As he did in 2016, Donald Trump is constantly claiming that if he loses in November it will be proof that the vote was rigged against him. He tweets regularly, contrary to the available evidence, that mail-in voting will lead to massive amounts of voter fraud when such fraud hasn’t been a significant problem in any presidential election in modern history.
Because Trump seems unlikely to accept the results of the vote if he loses, there is widespread speculation that Trump’s will litigate every ballot it can. But Jessica Levinson, a law professor at Loyola Marymount University, tells AlterNet that the Trump campaign might not have to file a challenge itself, as his supporters might claim that they had been disenfranchised by some sort of fictitious scheme to “rig” the vote. “It could come from the Trump campaign or it could be psychologically supported by the Trump campaign,” she says.

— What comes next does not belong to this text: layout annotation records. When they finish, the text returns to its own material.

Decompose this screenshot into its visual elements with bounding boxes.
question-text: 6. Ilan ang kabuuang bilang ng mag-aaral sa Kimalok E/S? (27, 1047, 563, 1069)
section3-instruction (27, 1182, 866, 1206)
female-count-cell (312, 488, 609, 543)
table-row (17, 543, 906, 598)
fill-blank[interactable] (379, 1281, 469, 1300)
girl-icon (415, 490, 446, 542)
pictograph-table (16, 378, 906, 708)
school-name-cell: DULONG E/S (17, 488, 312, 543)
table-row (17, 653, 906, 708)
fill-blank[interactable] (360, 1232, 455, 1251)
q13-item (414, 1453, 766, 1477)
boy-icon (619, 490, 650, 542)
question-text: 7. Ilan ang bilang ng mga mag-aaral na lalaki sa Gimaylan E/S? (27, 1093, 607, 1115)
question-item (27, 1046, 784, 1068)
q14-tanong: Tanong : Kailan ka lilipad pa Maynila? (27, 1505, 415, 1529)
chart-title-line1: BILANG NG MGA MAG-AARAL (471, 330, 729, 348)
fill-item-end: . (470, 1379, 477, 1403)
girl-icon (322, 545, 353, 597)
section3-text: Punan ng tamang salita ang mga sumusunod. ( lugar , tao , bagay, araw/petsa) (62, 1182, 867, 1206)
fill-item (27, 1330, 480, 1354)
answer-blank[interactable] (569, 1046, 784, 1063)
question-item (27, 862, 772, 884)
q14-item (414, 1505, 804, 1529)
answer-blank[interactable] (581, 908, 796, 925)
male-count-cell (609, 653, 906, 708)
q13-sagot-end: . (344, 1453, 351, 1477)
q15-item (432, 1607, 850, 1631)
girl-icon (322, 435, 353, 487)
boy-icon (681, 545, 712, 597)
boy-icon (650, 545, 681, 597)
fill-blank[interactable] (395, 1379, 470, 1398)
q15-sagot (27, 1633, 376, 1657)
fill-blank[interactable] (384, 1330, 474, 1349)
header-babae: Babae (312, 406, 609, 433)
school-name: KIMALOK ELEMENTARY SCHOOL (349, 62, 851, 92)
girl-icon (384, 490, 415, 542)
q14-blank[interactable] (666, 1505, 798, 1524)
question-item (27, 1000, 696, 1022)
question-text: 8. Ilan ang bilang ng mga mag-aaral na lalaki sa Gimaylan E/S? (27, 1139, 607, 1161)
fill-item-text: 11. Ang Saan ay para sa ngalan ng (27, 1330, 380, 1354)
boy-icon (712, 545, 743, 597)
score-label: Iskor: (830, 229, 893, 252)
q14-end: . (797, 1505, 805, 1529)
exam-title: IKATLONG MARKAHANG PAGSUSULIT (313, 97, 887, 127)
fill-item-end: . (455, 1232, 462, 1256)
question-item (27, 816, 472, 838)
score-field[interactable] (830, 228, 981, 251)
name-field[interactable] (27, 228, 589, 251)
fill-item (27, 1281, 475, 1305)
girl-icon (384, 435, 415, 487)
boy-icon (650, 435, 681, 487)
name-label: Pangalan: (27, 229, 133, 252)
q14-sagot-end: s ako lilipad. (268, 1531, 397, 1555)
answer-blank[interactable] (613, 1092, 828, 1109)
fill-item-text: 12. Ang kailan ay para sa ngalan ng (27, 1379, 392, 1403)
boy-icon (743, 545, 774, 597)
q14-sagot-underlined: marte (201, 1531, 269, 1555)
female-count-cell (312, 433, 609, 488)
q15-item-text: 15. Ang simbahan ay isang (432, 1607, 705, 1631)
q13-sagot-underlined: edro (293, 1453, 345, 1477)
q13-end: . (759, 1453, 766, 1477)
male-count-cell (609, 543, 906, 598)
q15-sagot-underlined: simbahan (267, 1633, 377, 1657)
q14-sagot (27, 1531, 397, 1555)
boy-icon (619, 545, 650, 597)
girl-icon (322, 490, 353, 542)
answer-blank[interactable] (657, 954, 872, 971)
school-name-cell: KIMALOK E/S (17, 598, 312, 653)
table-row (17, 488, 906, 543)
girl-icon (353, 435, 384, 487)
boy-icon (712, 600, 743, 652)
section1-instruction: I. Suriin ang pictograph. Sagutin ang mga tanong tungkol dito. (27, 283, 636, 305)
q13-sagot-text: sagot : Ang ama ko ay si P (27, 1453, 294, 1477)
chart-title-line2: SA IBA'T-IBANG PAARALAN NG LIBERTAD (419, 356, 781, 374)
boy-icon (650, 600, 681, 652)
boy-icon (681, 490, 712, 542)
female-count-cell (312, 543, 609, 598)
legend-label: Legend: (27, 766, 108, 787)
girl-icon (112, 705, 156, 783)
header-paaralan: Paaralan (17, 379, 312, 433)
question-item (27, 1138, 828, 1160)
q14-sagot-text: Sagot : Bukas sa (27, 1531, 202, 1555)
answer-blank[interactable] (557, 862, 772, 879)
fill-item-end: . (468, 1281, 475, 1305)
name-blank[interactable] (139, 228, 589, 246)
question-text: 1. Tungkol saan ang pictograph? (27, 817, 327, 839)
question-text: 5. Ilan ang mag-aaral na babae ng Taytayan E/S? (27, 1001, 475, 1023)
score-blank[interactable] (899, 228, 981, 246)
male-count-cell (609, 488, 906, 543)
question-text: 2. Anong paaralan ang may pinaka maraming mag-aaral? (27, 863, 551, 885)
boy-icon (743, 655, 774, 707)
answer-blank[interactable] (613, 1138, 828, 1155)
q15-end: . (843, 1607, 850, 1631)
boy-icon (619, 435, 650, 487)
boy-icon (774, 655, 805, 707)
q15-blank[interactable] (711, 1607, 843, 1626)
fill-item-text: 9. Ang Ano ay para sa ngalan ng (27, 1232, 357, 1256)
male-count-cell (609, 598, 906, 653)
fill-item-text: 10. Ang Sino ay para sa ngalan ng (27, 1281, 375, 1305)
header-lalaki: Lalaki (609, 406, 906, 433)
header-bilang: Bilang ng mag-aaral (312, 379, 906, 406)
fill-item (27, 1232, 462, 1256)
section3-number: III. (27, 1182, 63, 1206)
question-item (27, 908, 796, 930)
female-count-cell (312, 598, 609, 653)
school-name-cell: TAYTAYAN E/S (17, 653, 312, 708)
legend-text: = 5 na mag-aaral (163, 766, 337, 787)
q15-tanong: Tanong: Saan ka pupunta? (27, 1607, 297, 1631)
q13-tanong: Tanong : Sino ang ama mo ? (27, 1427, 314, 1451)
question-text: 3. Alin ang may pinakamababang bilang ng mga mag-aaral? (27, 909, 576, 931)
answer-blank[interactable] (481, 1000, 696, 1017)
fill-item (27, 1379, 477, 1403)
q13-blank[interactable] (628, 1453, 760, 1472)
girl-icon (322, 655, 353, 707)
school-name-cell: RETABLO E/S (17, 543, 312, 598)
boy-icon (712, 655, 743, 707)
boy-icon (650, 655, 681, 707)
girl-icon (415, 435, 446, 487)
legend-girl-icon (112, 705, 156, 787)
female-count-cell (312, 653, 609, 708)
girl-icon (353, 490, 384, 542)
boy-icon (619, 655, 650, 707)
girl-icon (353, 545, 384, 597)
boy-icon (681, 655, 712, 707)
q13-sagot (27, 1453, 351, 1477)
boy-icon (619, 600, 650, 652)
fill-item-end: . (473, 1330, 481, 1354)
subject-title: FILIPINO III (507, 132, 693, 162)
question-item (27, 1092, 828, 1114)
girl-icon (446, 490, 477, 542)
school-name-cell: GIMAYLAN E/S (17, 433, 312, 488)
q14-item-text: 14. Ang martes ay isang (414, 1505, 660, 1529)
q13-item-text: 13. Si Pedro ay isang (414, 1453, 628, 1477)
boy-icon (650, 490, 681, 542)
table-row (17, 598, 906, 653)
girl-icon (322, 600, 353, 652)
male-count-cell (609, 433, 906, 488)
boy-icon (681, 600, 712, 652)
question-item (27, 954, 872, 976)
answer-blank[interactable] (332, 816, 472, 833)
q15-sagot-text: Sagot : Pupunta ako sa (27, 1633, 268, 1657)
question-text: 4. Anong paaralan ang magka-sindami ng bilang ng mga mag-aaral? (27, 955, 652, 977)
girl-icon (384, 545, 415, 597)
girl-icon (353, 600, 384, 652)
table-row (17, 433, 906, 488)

If it did come from the Trump campaign, Levinson says they would likely make arguments that would echo claims Trump has made repeatedly. “What the Trump campaign will argue is that too many people voted and there was fraud in the system. They may say ineligible people got ballots,” Levinson says. “They might say dead people voted. They’ll use all of the typical voter fraud tropes.”
Levinson doesn’t think any of these arguments would result in the election being swung in Trump’s favor, but she says it could be a way for the campaign to make the election appear to have been illegitimate.
“A likely scenario would be that it looks like Trump is doing decently well in the Electoral College on election night, but then as more votes are counted because we’re going to have this influx of vote-by-mail and not all of them need to be in and counted by election day, then it starts to look better and better for Biden,” Levinson says. “Then these lawsuits would be a form of psychological warfare. They would serve the purpose of calling into question the changing result” as absentees were counted in the days and weeks after November 3.
If a lawsuit claimed that there was a violation of state law during the electoral process, the relevant state’s supreme court would have the final word on the matter. If there’s a claim that a federal law was violated, the case would go to a federal court, and it could end up making its way to the U.S. Supreme Court. Any lawsuit that held up certifying a winner in some way would have to be resolved by January 20th, because otherwise the Presidential Succession Act of 1947 dictates that the Speaker of the House, likely Rep. Nancy Pelosi (D-CA), would become president.
“That would be a very American way to get the first female president,” Levinson jokes.
Levinson says that Chief Justice John Roberts, who is known as a fierce defender of the Court’s institutional legitimacy, wouldn’t want to have the election be settled by the Supreme Court, and would prefer that any lawsuit would be resolved by a state court or a lower federal court. She says if it does end up in the Supreme Court, it’s very likely that the case wouldn’t be strong enough and that a majority would vote against Trump’s side. She says she doesn’t see a “baseless” case helping Trump stay in office.
And Nicholas Stephanopoulos, a law professor at Harvard University, tells AlterNet that he can imagine a scenario where the Democrats are the ones suing over election results. “One bad scenario is that a swing state’s election is close and that many mail-in ballots — enough to maybe change the result of the election — arrive too late to be counted because of deliberate delays by the post office,” Stephanopoulos says. “The disadvantaged side (probably Democrats) would then sue, arguing that the mail-in voters’ right to vote was burdened by the post office delays and by the state’s policy of not counting late-arrived ballots.”
Stephanopoulos says he expects that the current Supreme Court would be “hostile to this claim despite its normative appeal.” He says the Court has never ruled in favor of a voting rights plaintiff, and it “would be unlikely to start when its decision might benefit a Democrat and when it could plausibly deny the claim.”
Adam Winkler, a law professor at UCLA, tells AlterNet that if the results were so close that there was no clear winner, the 12th Amendment would throw the election to the House where each state’s delegation would cast a vote to decide who would be the next president. “It’s got to be in the back of Mitch McConnell’s mind that there’s a 12th Amendment remedy here that keeps Donald Trump in the presidency without overturning democracy, without overturning the Constitution, without doing anything but following the Constitution,” Winkler says. “A majority of House delegations are Republican-controlled.”
It wouldn’t be the first time that’s happened. John Quincy Adams was elected president in 1824 by a vote in the House despite the fact he had won fewer Electoral College votes than Andrew Jackson. Winkler says he doesn’t think it’s a likely scenario, but it’s within the realm of possibility.
It’s impossible to predict exactly how the election will play out, but with so many states unprepared for a surge of mail-in voting, Trump will probably be able to point to various glitches to claim there was voter fraud throughout the country. Levinson says she doesn’t think that’ll work, but it could make the time between election day and inauguration day quite tumultuous.
“The best we can extrapolate from past history is that the problems won’t be rampant voter fraud. They’ll be mistakes. They’ll be confusion,” Levinson says. “They’ll be mistakes based on lack of education and lack of infrastructure. The arguments President Trump is making about purposeful voter fraud I do not think would be successful because it’s simply not something that exists in reality on the scale that it would change a presidential election.”